The novel’s women described as if all
idiots and full of party slogans like Winston’s wife ‘The Human Soundtrack’
(Orwell 69), or proletariats, whom he at some point watches ‘disgustedly’ (Orwell
73), prostitutes, or self-effacing maternal figures: even when seen positively
women are stereotypes (Patai, Despair 88). ‘Women are at the margins’, and
‘exist mainly as a source of frustration, irritation, or temptation’ (Bail
215). And this view is never challenged by the only woman who doesn’t fit quite
into this narrative: Julia might be different, she is still first and foremost
defined as a female body.

            Furthermore, the way Orwell names the characters reflect
their status within the novel. Julia has only a first name; she is an
insignificant female, and Orwell in this respect follows his society’s
convention of considering a woman’s last name a disposable, because changeable,
element in an uncertain social identity. O’Brien, at the opposite pole, has
only a last name, in typical masculine style. And Winston Smith, halfway
between the powerless personal feminine and the powerful impersonal masculine,
has a complete name. ( Patai )

Orwell
stayed in the matter of whether or not to value the woman.

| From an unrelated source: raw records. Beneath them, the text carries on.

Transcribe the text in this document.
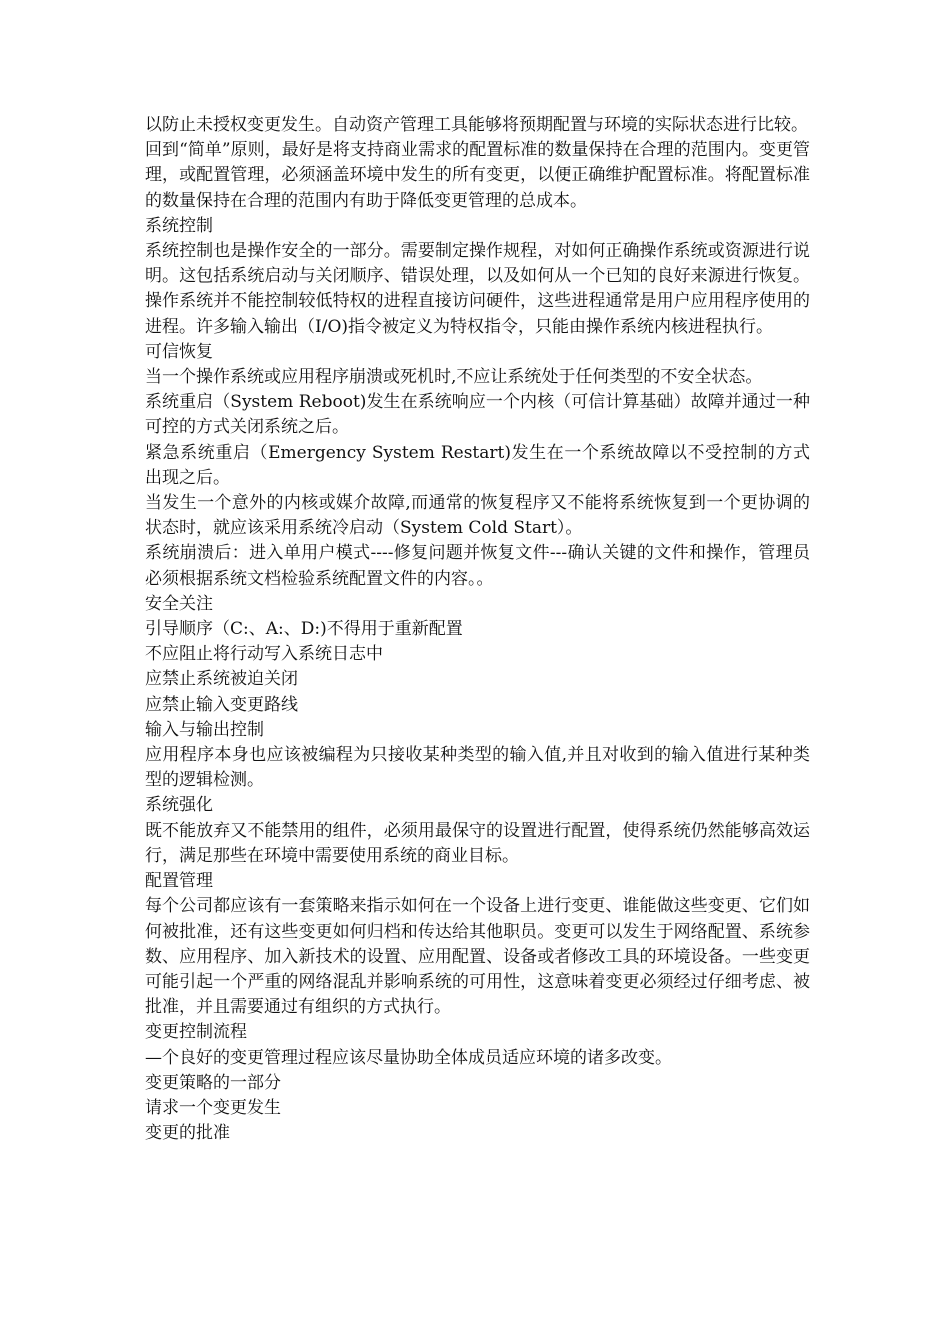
以防止未授权变更发生。自动资产管理工具能够将预期配置与环境的实际状态进行比较。

回到“简单”原则，最好是将支持商业需求的配置标准的数量保持在合理的范围内。变更管理，或配置管理，必须涵盖环境中发生的所有变更，以便正确维护配置标准。将配置标准的数量保持在合理的范围内有助于降低变更管理的总成本。

系统控制

系统控制也是操作安全的一部分。需要制定操作规程，对如何正确操作系统或资源进行说明。这包括系统启动与关闭顺序、错误处理，以及如何从一个已知的良好来源进行恢复。操作系统并不能控制较低特权的进程直接访问硬件，这些进程通常是用户应用程序使用的进程。许多输入输出（I/O)指令被定义为特权指令，只能由操作系统内核进程执行。

可信恢复

当一个操作系统或应用程序崩溃或死机时,不应让系统处于任何类型的不安全状态。

系统重启（System Reboot)发生在系统响应一个内核（可信计算基础）故障并通过一种可控的方式关闭系统之后。

紧急系统重启（Emergency System Restart)发生在一个系统故障以不受控制的方式出现之后。

当发生一个意外的内核或媒介故障,而通常的恢复程序又不能将系统恢复到一个更协调的状态时，就应该采用系统冷启动（System Cold Start）。

系统崩溃后：进入单用户模式----修复问题并恢复文件---确认关键的文件和操作，管理员必须根据系统文档检验系统配置文件的内容。。

安全关注

引导顺序（C:、A:、D:)不得用于重新配置

不应阻止将行动写入系统日志中

应禁止系统被迫关闭

应禁止输入变更路线

输入与输出控制

应用程序本身也应该被编程为只接收某种类型的输入值,并且对收到的输入值进行某种类型的逻辑检测。

系统强化

既不能放弃又不能禁用的组件，必须用最保守的设置进行配置，使得系统仍然能够高效运行，满足那些在环境中需要使用系统的商业目标。

配置管理

每个公司都应该有一套策略来指示如何在一个设备上进行变更、谁能做这些变更、它们如何被批准，还有这些变更如何归档和传达给其他职员。变更可以发生于网络配置、系统参数、应用程序、加入新技术的设置、应用配置、设备或者修改工具的环境设备。一些变更可能引起一个严重的网络混乱并影响系统的可用性，这意味着变更必须经过仔细考虑、被批准，并且需要通过有组织的方式执行。

变更控制流程

—个良好的变更管理过程应该尽量协助全体成员适应环境的诸多改变。

变更策略的一部分

请求一个变更发生

变更的批准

Within the novel
Julia is mainly anarchical, she is not interested in being a player in the game
of domination; she does no longer take the Two Minute Hate significantly; she sleeps
even as Winston reads to her from Goldstein’s book. Her purpose is to get as lots
real delight as she will out of the oppressive society wherein she reveals
herself. Given the limitations the novel offers, this method begins not to look
negative; surely, Julia’s delight-seeking does not harm anybody, and she is
willing to go through big danger for it.

Despite
this favorable presentation of Julia and the few other positive portrayals of
women in the novel (the single proletariat woman, who endure; the protective
actions of Winston’s own mother and the mother in the film he sees), most of
the women in Orwell’s narrative hardly figure except as caricature: they are
Party secretaries, Party fanatics, Party wives like Katharine – whom Winston
judges to be the emptiest person he has ever known – or Mrs. Parsons; they are
women’s voices are represented in a consistently negative way: The “piercing
female voice” of the exercise leader who yaps and barks on the telescreen in
the morning, the “silly feminine voice” that Winston hears in the canteen, the
screeching of the woman on the telescreen when he gets home. Women are not
individuals, as the men are. Women are clearly “other” in the world of 1984 as
in Orwell’s own society and Winston relates to them as such.